Wie ist der Name Eures Blogs „Puriy“ zustande kommen und was soll er bedeuten?
Uns zieht es immer wieder in die Andenstaaten, in denen u.a. Quechua gesprochen wird. Unser Blogname sollte einen Bezug zu diesen Ländern haben. puriy heisst „reisen“ auf Quechua. Und irgendwie gefiel uns auch das Wortspiel mit „pur“, was u.a. zu dem Begriff „Puri(y)st“ führte. Wir lieben die pure Natur, das pure Reiseerlebnis. Nach einem Jahr puriy ärgern wir uns dennoch, dass wir uns damals nicht auf „puriy-reisen“ geeinigt haben. Denn so ganz klar ist es für viele immer nicht, dass puriy etwas mit „reisen“ zu tun hat. Andererseits denkt man bei „puriy-reisen“ auch schnell an einen Reiseveranstalter.
Wie bist Du auf die Idee gekommen, einen Reiseblog zu gründen?
Ich blogge seit 2009 – seit meiner ersten Reise mit „digitaler Vollausstattung“. Was zuvor nur in mein gutes altes Tagebuch kam, schaffte es nun in das Internet, um Familie und Freunde zuhause auf dem Laufenden zu halten, da ich allein unterwegs war. Als Lars und ich im vergangenen Sommer die Idee zu einem Buch hatten, folgte automatisch der Gedanke einer Reiseplattform. Damit war puriy geboren. Ursprünglich sollten hier Freunde und Bekannte mitbloggen. Das Konzept ging nicht auf und am Ende waren es wieder mehr ich und ein wenig Lars…
Wie viel Zeit investiert Du in der Woche in Deinen Blog?
Das hängt von meiner übrigen Abend- und Wochenendgestaltung ab. Aktuell würde ich sagen, der Blog ist ein Teilzeitjob neben meinem Vollzeitjob. Das haut auch ungefähr mit dem Zeitaufwand hin.

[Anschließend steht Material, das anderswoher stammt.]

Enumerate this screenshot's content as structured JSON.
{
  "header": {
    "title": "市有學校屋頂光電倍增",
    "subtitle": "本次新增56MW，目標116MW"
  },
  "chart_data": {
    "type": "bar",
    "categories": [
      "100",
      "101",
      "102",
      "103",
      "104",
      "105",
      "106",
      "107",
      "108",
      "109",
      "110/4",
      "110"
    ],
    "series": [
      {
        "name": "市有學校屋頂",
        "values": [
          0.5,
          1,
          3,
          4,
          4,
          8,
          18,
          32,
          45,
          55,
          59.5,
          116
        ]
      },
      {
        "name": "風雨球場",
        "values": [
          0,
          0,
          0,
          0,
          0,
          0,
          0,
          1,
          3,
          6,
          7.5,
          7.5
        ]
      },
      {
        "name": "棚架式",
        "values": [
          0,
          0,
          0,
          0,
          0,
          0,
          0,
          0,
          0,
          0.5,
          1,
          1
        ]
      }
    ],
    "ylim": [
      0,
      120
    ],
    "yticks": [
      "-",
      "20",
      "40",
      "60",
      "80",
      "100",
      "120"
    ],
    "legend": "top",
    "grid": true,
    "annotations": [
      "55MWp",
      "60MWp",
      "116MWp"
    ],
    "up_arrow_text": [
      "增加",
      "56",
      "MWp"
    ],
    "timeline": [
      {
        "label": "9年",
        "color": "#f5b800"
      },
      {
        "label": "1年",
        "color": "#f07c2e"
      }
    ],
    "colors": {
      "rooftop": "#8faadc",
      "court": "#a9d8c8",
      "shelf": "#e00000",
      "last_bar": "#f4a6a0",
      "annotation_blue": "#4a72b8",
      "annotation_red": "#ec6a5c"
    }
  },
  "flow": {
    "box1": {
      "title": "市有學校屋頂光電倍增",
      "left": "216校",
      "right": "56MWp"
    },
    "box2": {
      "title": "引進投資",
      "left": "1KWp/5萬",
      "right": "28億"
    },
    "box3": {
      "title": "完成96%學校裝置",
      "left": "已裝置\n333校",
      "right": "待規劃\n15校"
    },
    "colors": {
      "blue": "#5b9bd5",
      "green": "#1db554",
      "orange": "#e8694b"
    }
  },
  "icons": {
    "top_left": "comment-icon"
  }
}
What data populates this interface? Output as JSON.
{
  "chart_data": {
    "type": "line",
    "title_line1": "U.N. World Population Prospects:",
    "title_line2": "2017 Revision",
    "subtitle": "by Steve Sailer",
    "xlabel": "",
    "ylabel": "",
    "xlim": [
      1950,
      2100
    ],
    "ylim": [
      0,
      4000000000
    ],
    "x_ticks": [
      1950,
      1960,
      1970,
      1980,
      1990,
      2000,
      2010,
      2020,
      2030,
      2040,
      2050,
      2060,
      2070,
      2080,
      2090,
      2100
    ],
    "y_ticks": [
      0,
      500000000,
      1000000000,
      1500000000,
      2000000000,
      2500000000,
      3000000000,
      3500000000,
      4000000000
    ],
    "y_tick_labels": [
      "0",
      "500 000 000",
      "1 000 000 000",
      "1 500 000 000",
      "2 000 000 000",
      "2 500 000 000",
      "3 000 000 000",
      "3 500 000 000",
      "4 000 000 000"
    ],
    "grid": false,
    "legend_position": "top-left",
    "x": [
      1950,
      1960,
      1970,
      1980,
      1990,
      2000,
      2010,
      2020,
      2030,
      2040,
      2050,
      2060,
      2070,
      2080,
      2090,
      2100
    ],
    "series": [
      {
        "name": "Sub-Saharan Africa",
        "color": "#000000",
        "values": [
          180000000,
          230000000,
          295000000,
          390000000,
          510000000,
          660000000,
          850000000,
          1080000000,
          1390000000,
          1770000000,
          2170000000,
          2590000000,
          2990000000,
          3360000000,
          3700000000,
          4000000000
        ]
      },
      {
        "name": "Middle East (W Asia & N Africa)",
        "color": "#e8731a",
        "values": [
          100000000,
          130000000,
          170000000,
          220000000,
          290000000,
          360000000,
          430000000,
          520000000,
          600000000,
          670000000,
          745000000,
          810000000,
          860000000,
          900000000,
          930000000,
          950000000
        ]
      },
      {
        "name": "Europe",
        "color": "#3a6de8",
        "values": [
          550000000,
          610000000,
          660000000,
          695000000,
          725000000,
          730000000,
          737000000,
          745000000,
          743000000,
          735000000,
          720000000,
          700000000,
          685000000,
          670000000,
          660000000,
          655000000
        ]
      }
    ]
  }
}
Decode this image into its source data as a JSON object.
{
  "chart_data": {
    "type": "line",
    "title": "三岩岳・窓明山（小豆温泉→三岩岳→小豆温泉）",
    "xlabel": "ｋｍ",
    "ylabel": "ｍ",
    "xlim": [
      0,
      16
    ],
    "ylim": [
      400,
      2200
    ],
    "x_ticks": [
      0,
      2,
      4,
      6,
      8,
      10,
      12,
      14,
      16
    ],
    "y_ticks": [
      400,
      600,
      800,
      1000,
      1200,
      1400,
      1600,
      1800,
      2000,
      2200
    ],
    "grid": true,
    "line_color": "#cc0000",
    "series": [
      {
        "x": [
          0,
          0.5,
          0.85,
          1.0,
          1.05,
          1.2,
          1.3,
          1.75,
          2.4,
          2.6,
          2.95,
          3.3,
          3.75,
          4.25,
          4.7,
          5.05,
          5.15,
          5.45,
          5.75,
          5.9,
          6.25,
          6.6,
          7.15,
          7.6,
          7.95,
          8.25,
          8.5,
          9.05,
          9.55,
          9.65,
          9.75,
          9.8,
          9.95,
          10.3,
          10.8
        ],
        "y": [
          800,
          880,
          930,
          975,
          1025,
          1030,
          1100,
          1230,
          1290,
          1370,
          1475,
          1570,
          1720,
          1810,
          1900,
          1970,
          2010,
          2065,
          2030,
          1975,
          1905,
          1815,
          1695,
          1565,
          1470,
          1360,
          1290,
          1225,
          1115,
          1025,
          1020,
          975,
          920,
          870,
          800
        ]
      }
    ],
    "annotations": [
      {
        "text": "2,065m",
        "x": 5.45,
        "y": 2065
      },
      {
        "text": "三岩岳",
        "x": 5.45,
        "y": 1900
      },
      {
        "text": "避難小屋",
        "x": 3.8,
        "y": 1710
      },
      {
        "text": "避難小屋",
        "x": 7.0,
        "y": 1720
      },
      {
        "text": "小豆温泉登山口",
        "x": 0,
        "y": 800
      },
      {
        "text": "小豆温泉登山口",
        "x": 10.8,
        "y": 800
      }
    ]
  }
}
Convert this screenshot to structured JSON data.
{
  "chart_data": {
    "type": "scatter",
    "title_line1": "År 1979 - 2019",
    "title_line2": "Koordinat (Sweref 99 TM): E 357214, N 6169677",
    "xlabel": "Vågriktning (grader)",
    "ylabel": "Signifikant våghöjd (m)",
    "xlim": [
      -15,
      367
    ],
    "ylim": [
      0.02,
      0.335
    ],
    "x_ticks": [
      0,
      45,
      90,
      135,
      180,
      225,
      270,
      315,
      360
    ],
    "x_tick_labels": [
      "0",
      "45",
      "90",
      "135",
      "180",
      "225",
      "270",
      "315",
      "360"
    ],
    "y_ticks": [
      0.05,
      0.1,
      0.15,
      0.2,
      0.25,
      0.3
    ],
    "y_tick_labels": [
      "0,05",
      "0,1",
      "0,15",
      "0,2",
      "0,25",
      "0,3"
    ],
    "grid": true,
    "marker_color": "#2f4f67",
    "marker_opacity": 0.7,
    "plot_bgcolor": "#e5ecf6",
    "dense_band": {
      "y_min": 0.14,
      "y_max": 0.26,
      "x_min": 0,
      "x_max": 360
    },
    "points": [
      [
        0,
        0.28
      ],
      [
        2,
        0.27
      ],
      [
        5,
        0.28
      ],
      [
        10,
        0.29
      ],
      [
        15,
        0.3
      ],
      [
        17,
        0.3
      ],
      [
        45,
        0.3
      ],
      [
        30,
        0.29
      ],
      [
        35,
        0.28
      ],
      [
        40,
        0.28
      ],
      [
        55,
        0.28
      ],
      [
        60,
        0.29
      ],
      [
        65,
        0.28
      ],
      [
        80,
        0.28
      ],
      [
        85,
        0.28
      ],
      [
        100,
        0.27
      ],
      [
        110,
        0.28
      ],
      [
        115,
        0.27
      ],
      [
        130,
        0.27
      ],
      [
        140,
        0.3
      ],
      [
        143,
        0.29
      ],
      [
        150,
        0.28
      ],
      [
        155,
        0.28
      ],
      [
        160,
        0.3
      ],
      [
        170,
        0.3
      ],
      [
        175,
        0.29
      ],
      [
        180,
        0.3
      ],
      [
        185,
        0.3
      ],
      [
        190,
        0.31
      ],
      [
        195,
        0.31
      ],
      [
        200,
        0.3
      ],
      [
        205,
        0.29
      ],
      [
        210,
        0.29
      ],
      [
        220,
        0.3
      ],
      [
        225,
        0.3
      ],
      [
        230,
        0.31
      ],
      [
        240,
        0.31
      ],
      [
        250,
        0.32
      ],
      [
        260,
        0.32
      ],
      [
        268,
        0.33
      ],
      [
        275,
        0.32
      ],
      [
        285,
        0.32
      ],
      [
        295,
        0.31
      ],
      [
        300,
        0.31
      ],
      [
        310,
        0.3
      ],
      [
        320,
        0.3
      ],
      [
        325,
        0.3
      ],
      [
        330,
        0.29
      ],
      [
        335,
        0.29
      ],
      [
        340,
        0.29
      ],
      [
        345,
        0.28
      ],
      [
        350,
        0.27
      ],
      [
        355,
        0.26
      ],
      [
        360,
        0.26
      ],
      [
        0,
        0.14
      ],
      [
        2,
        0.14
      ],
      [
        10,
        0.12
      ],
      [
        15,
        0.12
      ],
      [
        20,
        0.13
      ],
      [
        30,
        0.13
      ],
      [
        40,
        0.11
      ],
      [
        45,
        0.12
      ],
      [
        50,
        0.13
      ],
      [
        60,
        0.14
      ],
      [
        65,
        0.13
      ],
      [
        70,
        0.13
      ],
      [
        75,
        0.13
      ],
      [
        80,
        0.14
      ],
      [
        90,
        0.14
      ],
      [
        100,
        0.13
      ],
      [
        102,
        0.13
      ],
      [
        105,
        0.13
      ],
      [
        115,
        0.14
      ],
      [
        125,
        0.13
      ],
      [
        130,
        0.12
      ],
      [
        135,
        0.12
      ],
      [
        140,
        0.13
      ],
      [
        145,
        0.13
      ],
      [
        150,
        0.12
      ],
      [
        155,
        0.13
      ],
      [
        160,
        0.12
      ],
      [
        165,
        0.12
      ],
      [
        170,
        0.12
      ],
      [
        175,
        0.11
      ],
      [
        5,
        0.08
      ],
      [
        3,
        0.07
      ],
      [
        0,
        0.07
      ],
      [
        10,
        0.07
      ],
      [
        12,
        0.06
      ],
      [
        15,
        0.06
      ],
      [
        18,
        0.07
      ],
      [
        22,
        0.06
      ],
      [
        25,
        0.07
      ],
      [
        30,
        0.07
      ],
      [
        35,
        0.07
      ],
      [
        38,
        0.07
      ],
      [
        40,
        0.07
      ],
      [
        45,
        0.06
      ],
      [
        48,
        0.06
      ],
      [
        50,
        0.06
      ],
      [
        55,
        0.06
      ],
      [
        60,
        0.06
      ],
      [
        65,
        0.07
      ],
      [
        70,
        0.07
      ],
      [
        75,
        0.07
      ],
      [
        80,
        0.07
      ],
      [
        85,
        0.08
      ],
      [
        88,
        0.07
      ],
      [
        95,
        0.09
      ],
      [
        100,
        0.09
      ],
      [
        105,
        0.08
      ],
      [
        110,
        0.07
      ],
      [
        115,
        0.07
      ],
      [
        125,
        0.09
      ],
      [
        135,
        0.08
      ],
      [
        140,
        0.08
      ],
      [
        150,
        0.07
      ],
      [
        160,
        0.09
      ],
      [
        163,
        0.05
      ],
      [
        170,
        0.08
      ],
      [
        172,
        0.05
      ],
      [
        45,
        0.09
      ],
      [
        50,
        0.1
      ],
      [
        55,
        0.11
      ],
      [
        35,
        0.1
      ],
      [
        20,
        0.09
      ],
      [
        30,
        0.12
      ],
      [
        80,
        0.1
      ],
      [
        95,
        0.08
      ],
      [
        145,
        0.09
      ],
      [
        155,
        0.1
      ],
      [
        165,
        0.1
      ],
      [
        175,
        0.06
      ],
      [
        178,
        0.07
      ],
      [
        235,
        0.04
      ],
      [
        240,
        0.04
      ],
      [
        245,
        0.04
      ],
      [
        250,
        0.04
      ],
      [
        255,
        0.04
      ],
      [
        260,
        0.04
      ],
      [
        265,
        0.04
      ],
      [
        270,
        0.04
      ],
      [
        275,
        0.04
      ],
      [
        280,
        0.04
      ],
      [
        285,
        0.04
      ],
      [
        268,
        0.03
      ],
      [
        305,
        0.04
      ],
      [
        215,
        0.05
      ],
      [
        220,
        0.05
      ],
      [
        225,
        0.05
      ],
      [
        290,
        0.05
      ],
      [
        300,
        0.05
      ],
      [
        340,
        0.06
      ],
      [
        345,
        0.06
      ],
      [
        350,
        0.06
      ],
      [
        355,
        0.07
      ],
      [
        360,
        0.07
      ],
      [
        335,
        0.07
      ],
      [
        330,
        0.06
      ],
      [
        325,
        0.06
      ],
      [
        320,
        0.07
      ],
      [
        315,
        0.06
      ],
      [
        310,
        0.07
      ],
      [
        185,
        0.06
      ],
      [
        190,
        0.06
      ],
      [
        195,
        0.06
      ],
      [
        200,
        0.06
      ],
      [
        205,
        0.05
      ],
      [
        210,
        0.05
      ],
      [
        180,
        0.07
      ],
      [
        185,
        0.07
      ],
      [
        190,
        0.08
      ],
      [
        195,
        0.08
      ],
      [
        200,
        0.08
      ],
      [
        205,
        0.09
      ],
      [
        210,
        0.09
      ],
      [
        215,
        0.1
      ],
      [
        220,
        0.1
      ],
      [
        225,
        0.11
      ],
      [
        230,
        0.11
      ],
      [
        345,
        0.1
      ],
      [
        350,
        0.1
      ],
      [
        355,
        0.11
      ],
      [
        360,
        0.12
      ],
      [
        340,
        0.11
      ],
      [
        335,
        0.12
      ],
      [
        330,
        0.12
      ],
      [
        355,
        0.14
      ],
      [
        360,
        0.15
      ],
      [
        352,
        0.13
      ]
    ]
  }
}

Was gefällt Dir am “Bloggen”, und was gefällt Dir nicht?
Ich habe schon immer gern geschrieben. Mit dem Blog habe ich ein Medium gefunden, das dieser Leidenschaft entgegenkommt. Der ursprüngliche Gedanke, sich hinter einer Plattform zu verstecken, kommt meiner Persönlichkeit ganz entgegen. Ich stehe nicht gern im Mittelpunkt. Aber der Blog lebt nun mal von der Person, die dahinter steht. Es hat einige Zeit gedauert, bis ich das begriffen und vor allem umgesetzt habe. Es klingt zwar für eine Bloggerin paradox, aber was mir weniger gut gefällt, ist, einen Teil meines Lebens öffentlich zu machen.
Was macht Deiner Meinung nach einen guten Reiseblog aus?
Mich mitzunehmen. Bei einem Thema geht das schnell, bei einem anderen wird man sich an mir die Zähne ausbeißen. Früher hätte ich gesagt, eine gute Geschichte, Hintergrundberichte, Anekdoten und Wissenswertes sind die Grundessenzen. Heute sage ich auch Bilder und Ästhetik sowie die Person dahinter sind die Zauberwörter. Dabei setze ich eine gute Schreibe voraus, die mich unterhält. Ich mag die persönlichen kleinen Blogs die auf einer Weltreise für Daheimgebliebene geführt werden. Ich mag Leidenschaft, ich mag auch ungeschönte Geschichten, keine Texte, die aus einer Werbebroschüre entstammen könnten. Aber wenn sie hässliche Bleiwüsten sind, müssen sie mich umso mehr mit ihrem Thema und der Geschichte überzeugen. Ein reiner „Effekthascher“-Reiseblog ohne viel dahinter bringt mir als Leserin am Ende auch nichts.
Was macht Deiner Meinung nach einen guten Reiseblogger aus?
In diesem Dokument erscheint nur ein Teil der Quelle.